The Case for Non-Inferiority A/B Tests

In this article, I explore the concept of non-inferiority A/B tests and contrast it to the broadly accepted practice of running superiority tests. I explain where non-inferiority tests are necessary and how a CRO/LPO/UX testing specialist can make use of this new approach to A/B testing to run much faster tests, and to ultimately achieve better results for himself or his/her clients.

The Case for Non-Inferiority Testing

Let’s start with something “simple”: why do we care if the result of an A/B test is statistically significant?

The answer seems obvious enough: we don’t want to look like fools, claiming something improves conversion rate (or CTR, or e-commerce transaction rate, etc.) when it does not, or in fact it does the exact opposite. We want to be able to justify the work we do and to claim credit for the positive impact of our actions or advice as CRO practitioners. For the above reasons, designing A/B tests with proper statistical methodology and accepting a new variant only when it passes a particular statistical significance threshold is a must.

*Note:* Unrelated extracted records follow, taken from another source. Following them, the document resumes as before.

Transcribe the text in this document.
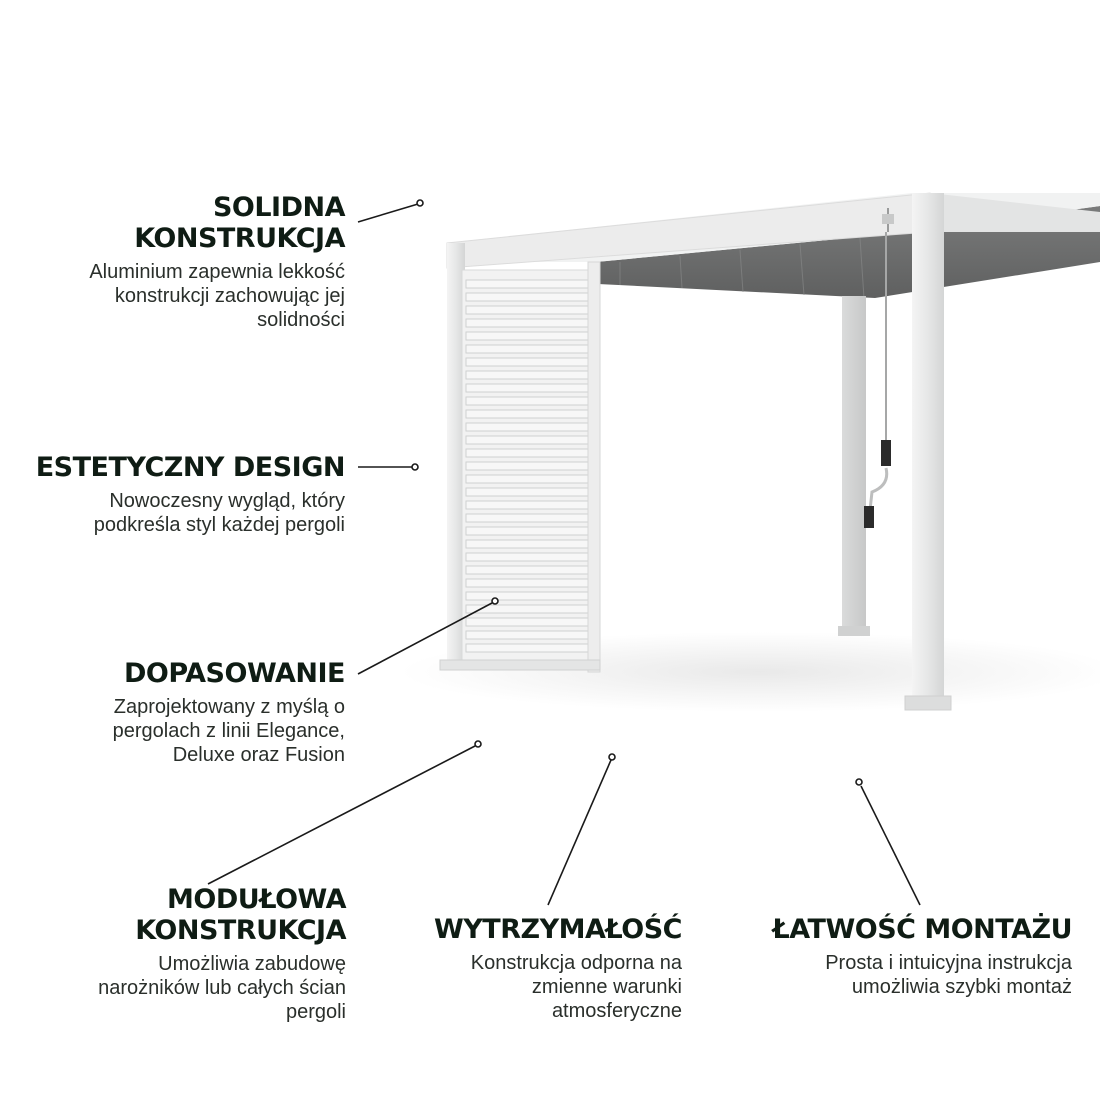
SOLIDNA
KONSTRUKCJA

Aluminium zapewnia lekkość
konstrukcji zachowując jej
solidności

ESTETYCZNY DESIGN

Nowoczesny wygląd, który
podkreśla styl każdej pergoli

DOPASOWANIE

Zaprojektowany z myślą o
pergolach z linii Elegance,
Deluxe oraz Fusion

MODUŁOWA
KONSTRUKCJA

Umożliwia zabudowę
narożników lub całych ścian
pergoli

WYTRZYMAŁOŚĆ

Konstrukcja odporna na
zmienne warunki
atmosferyczne

ŁATWOŚĆ MONTAŻU

Prosta i intuicyjna instrukcja
umożliwia szybki montaż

The choice of null hypothesis matters (a lot!)

A/B testing practitioners must never forget that statistical significance is a only a part of the broader process of null hypothesis statistical testing, hence the statistical significance of a test depends heavily on what statistical null hypothesis is chosen. This stems from the very basis of experimental design, as in the words of R.A. Fisher:

“Every experiment may be said to exist only in order to give the facts a chance of disproving the null hypothesis.” [1]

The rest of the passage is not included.